Im staying in a flat which is a fixed rate flat for 3 months in QLD. I've been living here for 7 weeks now, and just today got a call today saying that a sick family member is after getting worse at home. Basically its an emergency and I need to fly back home to ireland this weekend. The landlord and secretaries here wont let me leave without paying for the whole 3 months and don't seem to care that I have an emergency, the even took the piss and started laughing about it, saying the don't believe it and all this. Can they force me to stay and pay rent? Also they were threatening me about court, but surely if I have left the country, then there is nothing they can do.

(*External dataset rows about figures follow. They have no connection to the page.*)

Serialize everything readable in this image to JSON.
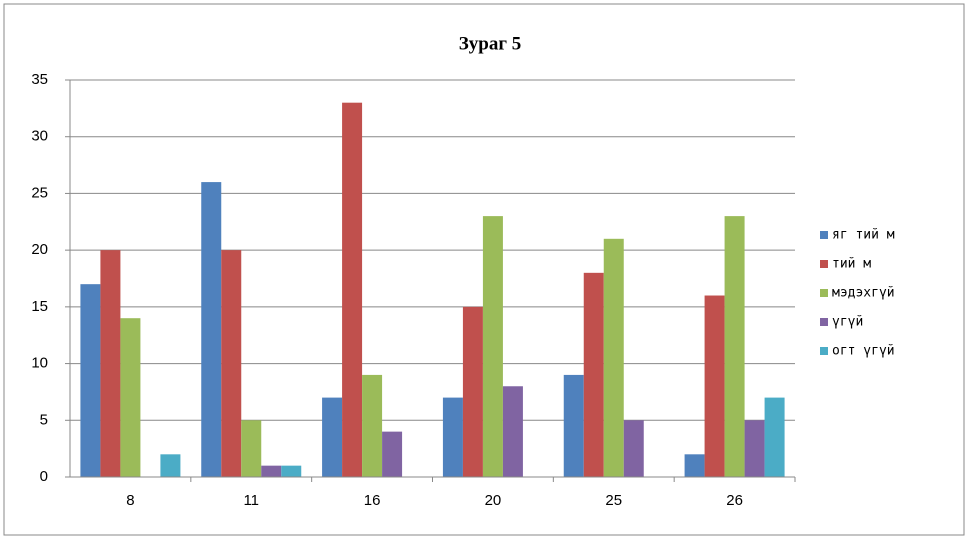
{
  "chart_data": {
    "type": "bar",
    "title": "Зураг 5",
    "categories": [
      "8",
      "11",
      "16",
      "20",
      "25",
      "26"
    ],
    "series": [
      {
        "name": "яг тий м",
        "color": "#4f81bd",
        "values": [
          17,
          26,
          7,
          7,
          9,
          2
        ]
      },
      {
        "name": "тий м",
        "color": "#c0504d",
        "values": [
          20,
          20,
          33,
          15,
          18,
          16
        ]
      },
      {
        "name": "мэдэхгүй",
        "color": "#9bbb59",
        "values": [
          14,
          5,
          9,
          23,
          21,
          23
        ]
      },
      {
        "name": "үгүй",
        "color": "#8064a2",
        "values": [
          0,
          1,
          4,
          8,
          5,
          5
        ]
      },
      {
        "name": "огт үгүй",
        "color": "#4bacc6",
        "values": [
          2,
          1,
          0,
          0,
          0,
          7
        ]
      }
    ],
    "ylim": [
      0,
      35
    ],
    "yticks": [
      0,
      5,
      10,
      15,
      20,
      25,
      30,
      35
    ],
    "grid": true,
    "legend": "right"
  }
}
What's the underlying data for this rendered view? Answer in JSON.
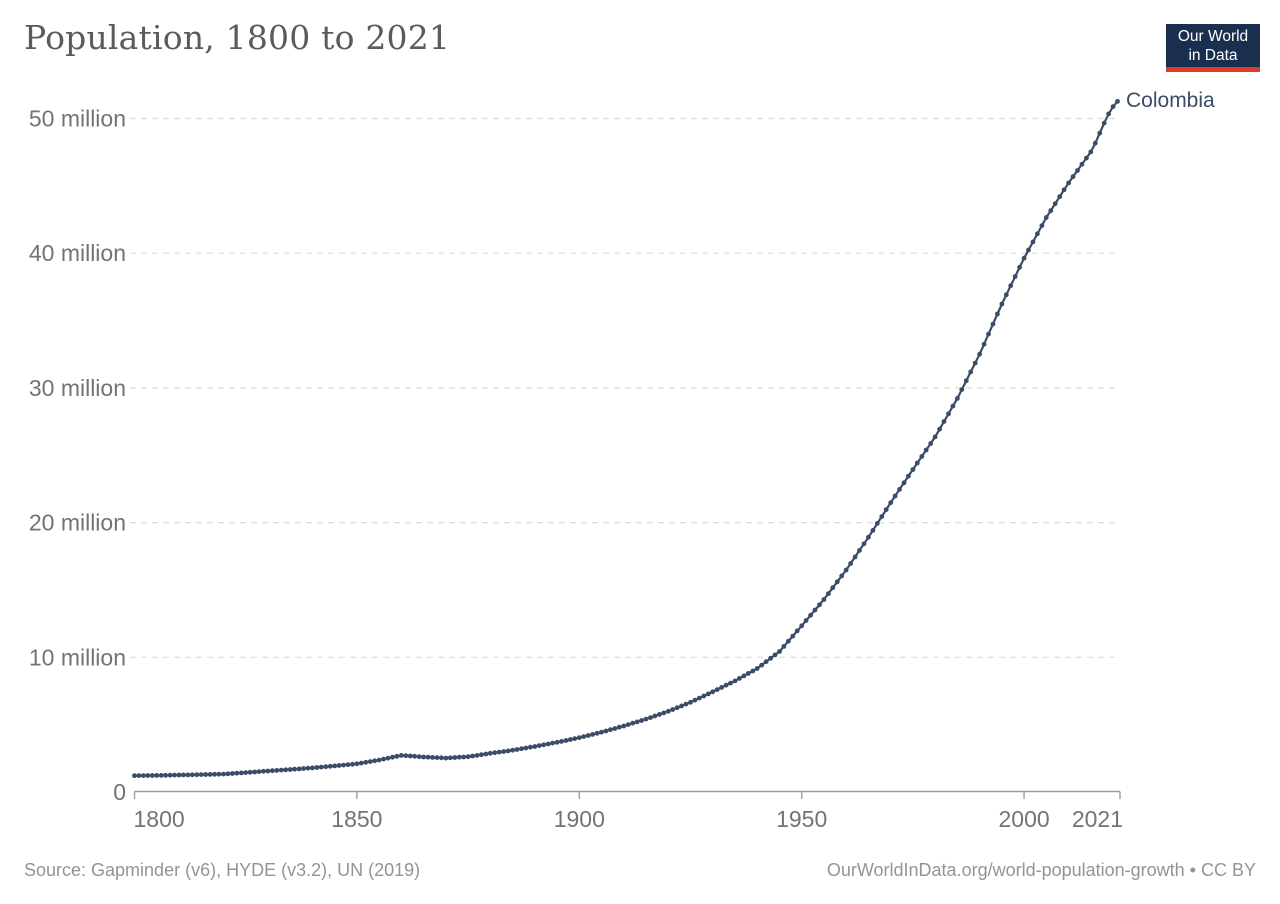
{
  "header": {
    "title": "Population, 1800 to 2021",
    "logo": {
      "line1": "Our World",
      "line2": "in Data",
      "bg_color": "#1a2e4e",
      "accent_color": "#dc3a2a"
    }
  },
  "chart_data": {
    "type": "line",
    "title": "Population, 1800 to 2021",
    "unit": "million people",
    "x_range": [
      1800,
      2021
    ],
    "ylim": [
      0,
      50
    ],
    "grid": "horizontal dashed",
    "legend_position": "label at end of line",
    "marker": "circle at every year",
    "x_ticks": [
      1800,
      1850,
      1900,
      1950,
      2000,
      2021
    ],
    "y_ticks": [
      {
        "value": 0,
        "label": "0"
      },
      {
        "value": 10,
        "label": "10 million"
      },
      {
        "value": 20,
        "label": "20 million"
      },
      {
        "value": 30,
        "label": "30 million"
      },
      {
        "value": 40,
        "label": "40 million"
      },
      {
        "value": 50,
        "label": "50 million"
      }
    ],
    "colors": {
      "line": "#3b4c66",
      "grid": "#dcdcdc",
      "axis": "#9e9e9e",
      "tick_label": "#737373"
    },
    "series": [
      {
        "name": "Colombia",
        "color": "#3b4c66",
        "points_unit": "millions",
        "points": [
          [
            1800,
            1.21
          ],
          [
            1805,
            1.23
          ],
          [
            1810,
            1.26
          ],
          [
            1815,
            1.29
          ],
          [
            1820,
            1.33
          ],
          [
            1825,
            1.44
          ],
          [
            1830,
            1.56
          ],
          [
            1835,
            1.67
          ],
          [
            1840,
            1.79
          ],
          [
            1845,
            1.94
          ],
          [
            1850,
            2.09
          ],
          [
            1855,
            2.37
          ],
          [
            1860,
            2.72
          ],
          [
            1865,
            2.6
          ],
          [
            1870,
            2.52
          ],
          [
            1875,
            2.62
          ],
          [
            1880,
            2.87
          ],
          [
            1885,
            3.1
          ],
          [
            1890,
            3.38
          ],
          [
            1895,
            3.69
          ],
          [
            1900,
            4.03
          ],
          [
            1905,
            4.44
          ],
          [
            1910,
            4.9
          ],
          [
            1915,
            5.41
          ],
          [
            1920,
            5.99
          ],
          [
            1925,
            6.66
          ],
          [
            1930,
            7.44
          ],
          [
            1935,
            8.25
          ],
          [
            1940,
            9.17
          ],
          [
            1945,
            10.43
          ],
          [
            1950,
            12.34
          ],
          [
            1955,
            14.29
          ],
          [
            1960,
            16.48
          ],
          [
            1965,
            18.91
          ],
          [
            1970,
            21.48
          ],
          [
            1975,
            23.94
          ],
          [
            1980,
            26.36
          ],
          [
            1985,
            29.22
          ],
          [
            1990,
            32.5
          ],
          [
            1995,
            36.23
          ],
          [
            2000,
            39.63
          ],
          [
            2005,
            42.65
          ],
          [
            2010,
            45.22
          ],
          [
            2015,
            47.52
          ],
          [
            2016,
            48.17
          ],
          [
            2017,
            48.91
          ],
          [
            2018,
            49.66
          ],
          [
            2019,
            50.34
          ],
          [
            2020,
            50.88
          ],
          [
            2021,
            51.27
          ]
        ]
      }
    ]
  },
  "footer": {
    "source": "Source: Gapminder (v6), HYDE (v3.2), UN (2019)",
    "attribution": "OurWorldInData.org/world-population-growth • CC BY"
  }
}
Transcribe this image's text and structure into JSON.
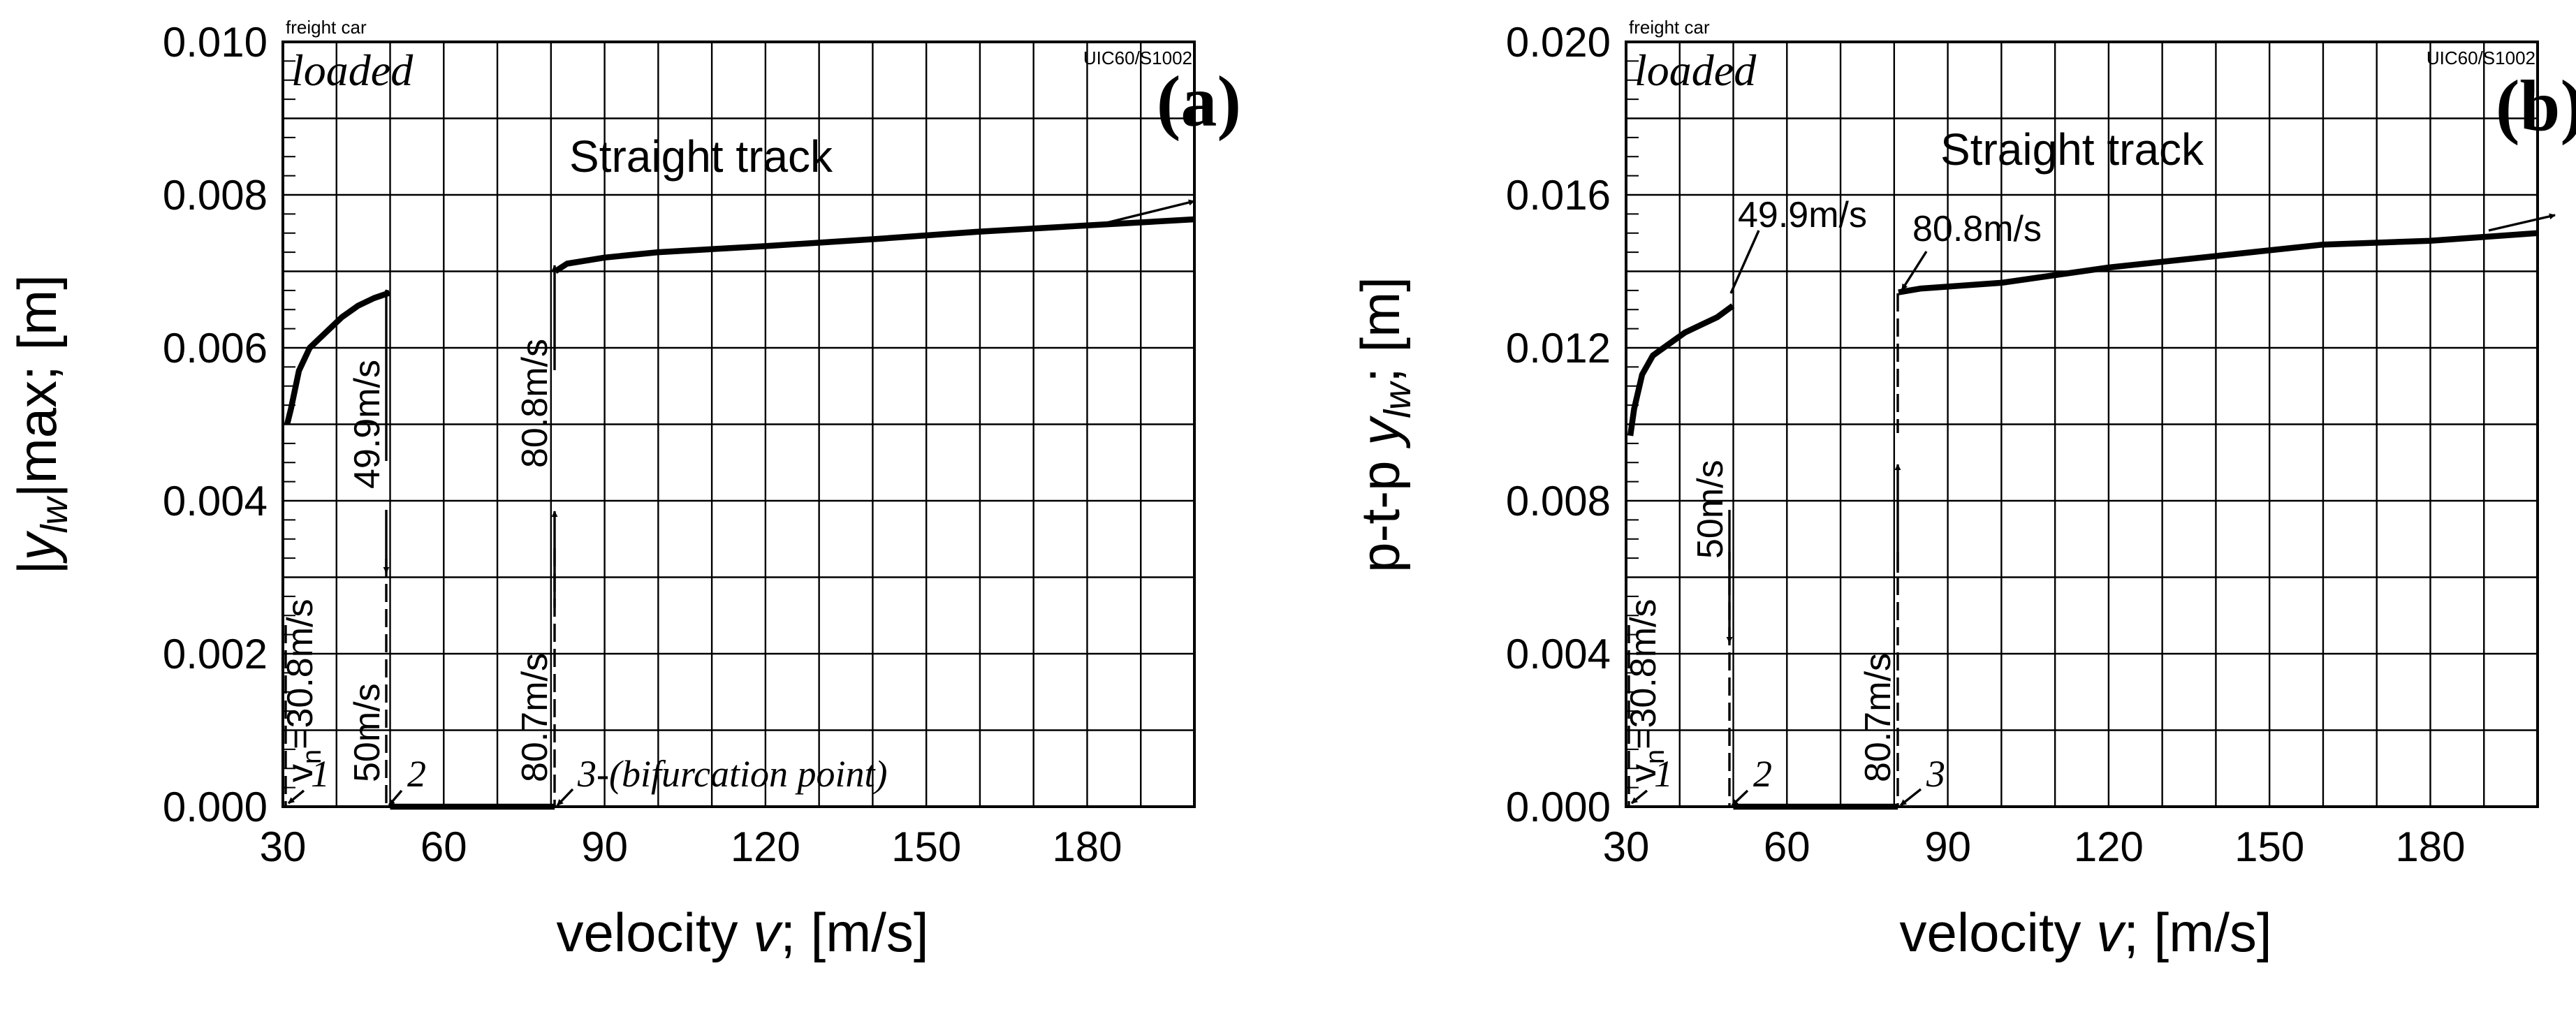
{
  "chart_data": [
    {
      "type": "line",
      "panel_label": "(a)",
      "header": "freight car",
      "profile": "UIC60/S1002",
      "condition": "loaded",
      "track_label": "Straight track",
      "xlabel": "velocity v; [m/s]",
      "ylabel": "|ylw|max; [m]",
      "ylabel_parts": {
        "pre": "|",
        "var": "y",
        "sub": "lw",
        "post": "|max; [m]"
      },
      "xlabel_parts": {
        "pre": "velocity ",
        "var": "v",
        "post": "; [m/s]"
      },
      "xlim": [
        30,
        200
      ],
      "ylim": [
        0,
        0.01
      ],
      "x_ticks": [
        30,
        60,
        90,
        120,
        150,
        180
      ],
      "x_tick_labels": [
        "30",
        "60",
        "90",
        "120",
        "150",
        "180"
      ],
      "y_ticks": [
        0,
        0.002,
        0.004,
        0.006,
        0.008,
        0.01
      ],
      "y_tick_labels": [
        "0.000",
        "0.002",
        "0.004",
        "0.006",
        "0.008",
        "0.010"
      ],
      "series": [
        {
          "name": "branch-1",
          "x": [
            30.8,
            31.5,
            33,
            35,
            38,
            41,
            44,
            47,
            49.9
          ],
          "y": [
            0.005,
            0.0052,
            0.0057,
            0.006,
            0.0062,
            0.0064,
            0.00655,
            0.00665,
            0.00672
          ]
        },
        {
          "name": "branch-zero",
          "x": [
            50,
            80.7
          ],
          "y": [
            0,
            0
          ]
        },
        {
          "name": "branch-2",
          "x": [
            80.8,
            83,
            90,
            100,
            120,
            140,
            160,
            180,
            200
          ],
          "y": [
            0.007,
            0.0071,
            0.00718,
            0.00725,
            0.00733,
            0.00742,
            0.00752,
            0.0076,
            0.00768
          ]
        }
      ],
      "annotations": {
        "vn": "vn=30.8m/s",
        "vn_parts": {
          "v": "v",
          "sub": "n",
          "rest": "=30.8m/s"
        },
        "v50": "50m/s",
        "v499": "49.9m/s",
        "v807": "80.7m/s",
        "v808": "80.8m/s",
        "p1": "1",
        "p2": "2",
        "p3": "3-(bifurcation point)"
      }
    },
    {
      "type": "line",
      "panel_label": "(b)",
      "header": "freight car",
      "profile": "UIC60/S1002",
      "condition": "loaded",
      "track_label": "Straight track",
      "xlabel": "velocity v; [m/s]",
      "ylabel": "p-t-p ylw; [m]",
      "ylabel_parts": {
        "pre": "p-t-p ",
        "var": "y",
        "sub": "lw",
        "post": "; [m]"
      },
      "xlabel_parts": {
        "pre": "velocity ",
        "var": "v",
        "post": "; [m/s]"
      },
      "xlim": [
        30,
        200
      ],
      "ylim": [
        0,
        0.02
      ],
      "x_ticks": [
        30,
        60,
        90,
        120,
        150,
        180
      ],
      "x_tick_labels": [
        "30",
        "60",
        "90",
        "120",
        "150",
        "180"
      ],
      "y_ticks": [
        0,
        0.004,
        0.008,
        0.012,
        0.016,
        0.02
      ],
      "y_tick_labels": [
        "0.000",
        "0.004",
        "0.008",
        "0.012",
        "0.016",
        "0.020"
      ],
      "series": [
        {
          "name": "branch-1",
          "x": [
            30.8,
            31.5,
            33,
            35,
            38,
            41,
            44,
            47,
            49.9
          ],
          "y": [
            0.0097,
            0.0104,
            0.0113,
            0.0118,
            0.0121,
            0.0124,
            0.0126,
            0.0128,
            0.0131
          ]
        },
        {
          "name": "branch-zero",
          "x": [
            50,
            80.7
          ],
          "y": [
            0,
            0
          ]
        },
        {
          "name": "branch-2",
          "x": [
            80.8,
            85,
            90,
            100,
            120,
            140,
            160,
            180,
            200
          ],
          "y": [
            0.01345,
            0.01355,
            0.0136,
            0.0137,
            0.0141,
            0.0144,
            0.0147,
            0.0148,
            0.015
          ]
        }
      ],
      "annotations": {
        "vn": "vn=30.8m/s",
        "vn_parts": {
          "v": "v",
          "sub": "n",
          "rest": "=30.8m/s"
        },
        "v50": "50m/s",
        "v499": "49.9m/s",
        "v807": "80.7m/s",
        "v808": "80.8m/s",
        "p1": "1",
        "p2": "2",
        "p3": "3"
      }
    }
  ]
}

If I pay upfront for the remaining 5 weeks, then I wont be able to afford to fly back, so what can I do here? Am I stuck now? They are threatening me with court and all this and being very forceful trying to intimidate me. I really need and want to get back home now, as this could turn very serious very quickly, and really didn't want this hassle. Do I have any legal way of getting out of this and back to Ireland? Can they stop me flying home? They have my passport also which was scanned before I was given the keys.

A mate of mine text me today saying to do a runner overnight if all things fail, while I consider this a bit extreme, if I'm not able to get out of this, it will resort to something like that. Booking a flight, leaving the flat overnight, leaving the key under the secretaries door or something and taking the flight. But if I do that, can there be any repercussions? Can they notify the police about it, and if so, what can happen? Surely the police wont force you to come back to the apartment just to pay a few weeks rent? Im guessing my details would be put on a sort of register and it would affect my ability to rent here if I come back, but since im on a WHV, I don't know if I will ever come back, apart from perhaps holidays maybe many a year in the future.

So basically what can I do here? 

just looking for some info, as I need to get moving fast on this.


----------



## Dexter (May 5, 2010)

Start from calling Department of Fair Trading and ask them for advice.

Fair Trading : Department of Justice and Attorney-General


----------



## Boboa (Mar 24, 2009)

If you look at the website above you still can break the lease. You might have to pay for advertisement costs for property listing (~$100) and rent till they find a new renter. If you find a renter they will have to accept that. They are being annoyingly difficult so make sure you have everything in writing.


----------